Dependence of ground-state energy of classical $n$-vector spins on $n$

We study the ground state energy $E_G\left(n\right)$ of $N$ classical $O\left(n\right)$ vector spins with the Hamiltonian $\mathcal{H}=-{\sum }_{i>j}{J}_{ij}{\vec{S}}_i\bullet {\vec{S}}_j$ where the coupling constants $\left\{J_{ij}\right\}$ are arbitrary. We prove that $E_G\left(n\right)$ is independent of $n$ for all $n>n_{\max }\left(N\right)=\lfloor (\sqrt{8N+1}-1)∕2\rfloor$. We show that this bound is the best possible. We also derive an upper bound for $E_G\left(m\right)$ in terms of $E_G\left(n\right)$, for $m<n$. We obtain an upper bound on the frustration in the system, as measured by $F\left(n\right)\equiv [{\sum }_{i>j}\mid J_{ij}\mid +E_G(n\left)\right]∕{\sum }_{i>j}\mid J_{ij}\mid$. We describe a procedure for constructing a set of $J_{ij}$’s such that an arbitrary given state, $\left\{{\vec{S}}_i\right\}$, is the ground state.
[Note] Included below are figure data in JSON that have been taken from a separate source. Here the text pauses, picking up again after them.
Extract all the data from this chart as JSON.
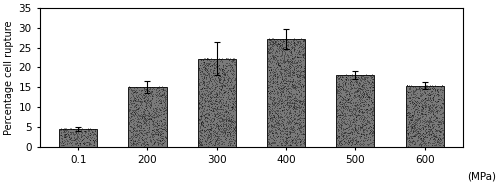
{
  "categories": [
    "0.1",
    "200",
    "300",
    "400",
    "500",
    "600"
  ],
  "values": [
    4.5,
    15.0,
    22.2,
    27.2,
    18.0,
    15.4
  ],
  "errors": [
    0.5,
    1.5,
    4.2,
    2.5,
    1.0,
    0.8
  ],
  "mpa_label": "(MPa)",
  "ylabel": "Percentage cell rupture",
  "ylim": [
    0,
    35
  ],
  "yticks": [
    0,
    5,
    10,
    15,
    20,
    25,
    30,
    35
  ],
  "bar_color": "#7a7a7a",
  "bar_width": 0.55,
  "background_color": "#ffffff",
  "axis_fontsize": 7,
  "tick_fontsize": 7.5
}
We show that the problem of finding the ground state for the special case $n=N$ is equivalent to finding the ground state of a corresponding soft-spin problem.

Figure 1

Sequence of examples for which $E_G\mathbf{\left(}{n}_{\max }\right(N\left)\mathbf{\right)}<E_G\mathbf{\left(}{n}_{\max }\right(N)-1\mathbf{)}$. Shown are three of those members of the sequence for which $(\sqrt{8N+1}-1)∕2$ is an integer [such $N$’s are $3,6,10,\dots =\frac{1}{2}k(k+1)$]. The rest of the members are obtained by adding appropriate number of free spins to the example of the last $N$ for which $(\sqrt{8N+1}-1)∕2$ is an integer, e.g., $N=8$ example has two more free spins added to the $N=6$ example.

Figure 2

Functions $f_{34}\left(\theta \right)$ and $q_{34}\left(\theta \right)=[1-f_{34}(\theta \left)\right]∕(1-\cos \theta )$.